Is this true? It probably is – why haven’t I thought of it before? I don’t know. It was certainly much-mentioned (and worth mentioning) that Bush had hardly been anywhere outside the Texas-Connecticut-Maine circuit when he first ran for Leaderofthelastgreatsuperpower – but what about those legislators. It seems slightly incredible on the face of it, if only because we know some of them go on fact-finding missions and the like. It was a Congressional Representative who was murdered on the airport tarmac in Jonestown in 1978, the incident that set off the Kool-aid mass murder-suicide. It was on an international trip that Newt Gingrich had his notorious snit about having to sit in the back of the plane (or was it the toilet, or the baggage compartment) and therefore he wasn’t going to make nice with the horrible Democrats. Surely they do leave US soil now and then…don’t they?
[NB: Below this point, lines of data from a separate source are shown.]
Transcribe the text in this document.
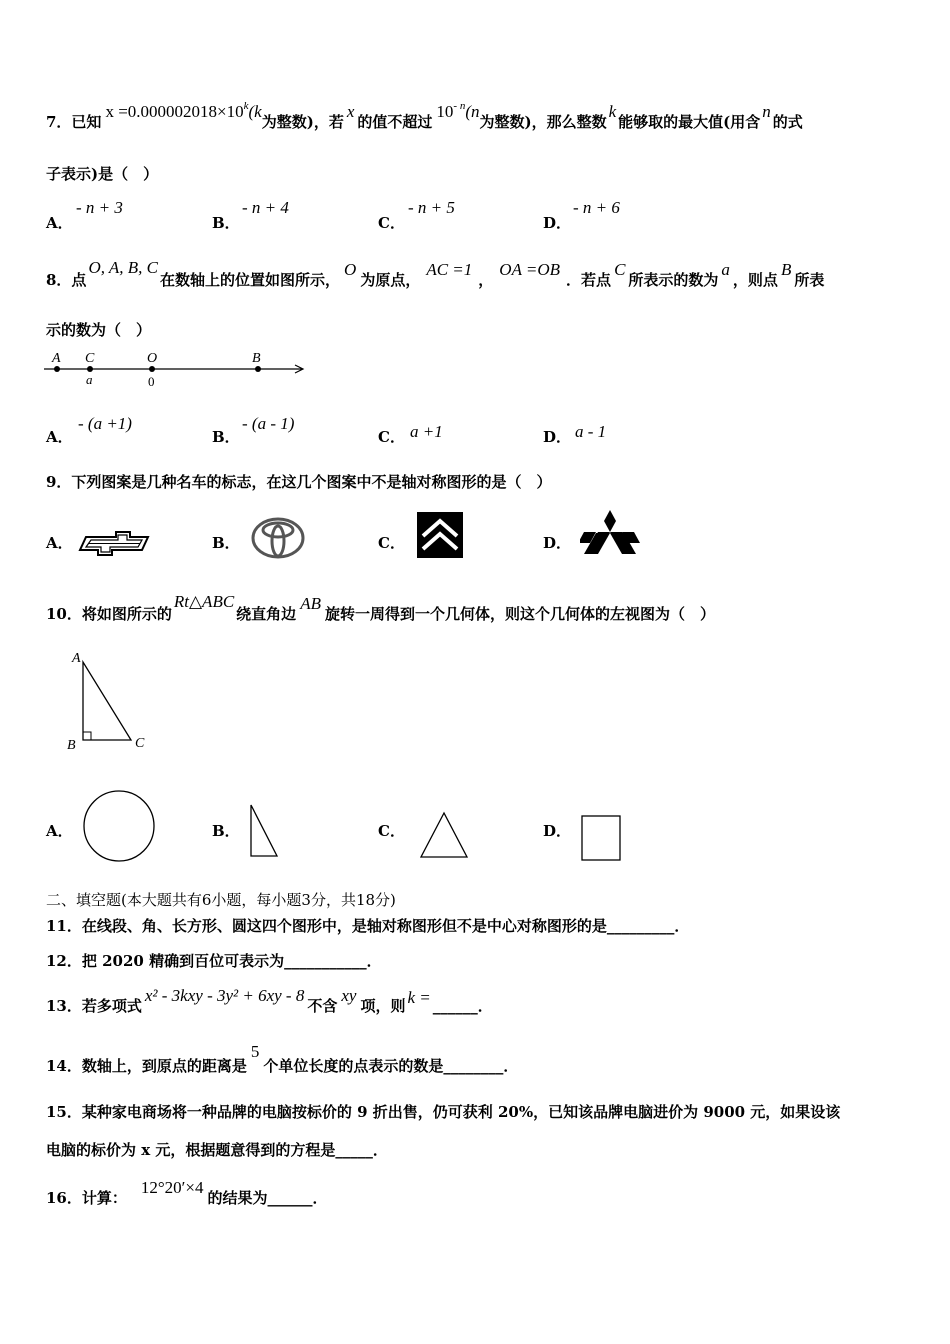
7．已知$x =0.000002018\times 10^k(k$为整数)，若x的值不超过$10^{- n}(n$为整数)，那么整数k能够取的最大值(用含n的式
子表示)是（　）
A．
- n + 3
B．
- n + 4
C．
- n + 5
D．
- n + 6
8．点O, A, B, C在数轴上的位置如图所示，O为原点，AC =1，OA =OB．若点C所表示的数为a，则点B所表
示的数为（　）
A C	O	B
a	0
A．
- (a +1)
B．
- (a - 1)
C． a +1	D． a - 1
9．下列图案是几种名车的标志，在这几个图案中不是轴对称图形的是（　）
A．	B．	C．	D．
10．将如图所示的Rt△ABC绕直角边AB旋转一周得到一个几何体，则这个几何体的左视图为（　）
A
B	C
A．	B．	C．	D．
二、填空题(本大题共有6小题，每小题3分，共18分)
11．在线段、角、长方形、圆这四个图形中，是轴对称图形但不是中心对称图形的是_________．
12．把 2020 精确到百位可表示为___________．
13．若多项式x² - 3kxy - 3y² + 6xy - 8不含xy项，则 k = ______．
14．数轴上，到原点的距离是5个单位长度的点表示的数是________．
15．某种家电商场将一种品牌的电脑按标价的 9 折出售，仍可获利 20%，已知该品牌电脑进价为 9000 元，如果设该
电脑的标价为 x 元，根据题意得到的方程是_____．
16．计算：12°20′×4的结果为______．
But maybe most of them don’t – which is an alarming thought. Does anyone know if this is true?

Perhaps we should extend the Fulbright program to Congress. Most senators and representatives have never traveled outside the United States. Most do not have passports. Those facts are unsettling, given the dominance of the United States in world affairs. If our representatives lived and studied abroad for a few months before taking office, it would expose them to the world’s complexity. It might humble us.

The whole article is worth a read.

“About Britain,” wrote the Trinidadian critic C.L.R. James in his beautiful book Beyond a Boundary, “I was a strange compound of knowledge and ignorance.” That expresses well the apprehension, in both senses, of an intellectual transported to another land. To leave the familiar behind and enter into the foreign (not for a week or two but to live, to work) can be disorienting…A Fulbright grant, like the changing of seasons, has the appearance of being about environment or geography but is just as much about consciousness. A Fulbright is an experience of the mind. It causes one to rethink oneself and one’s country while puzzling out another.

Yes, and one recommends it to would-be legislators and – dare I say it? – presidents. Parochialism is not a political virtue.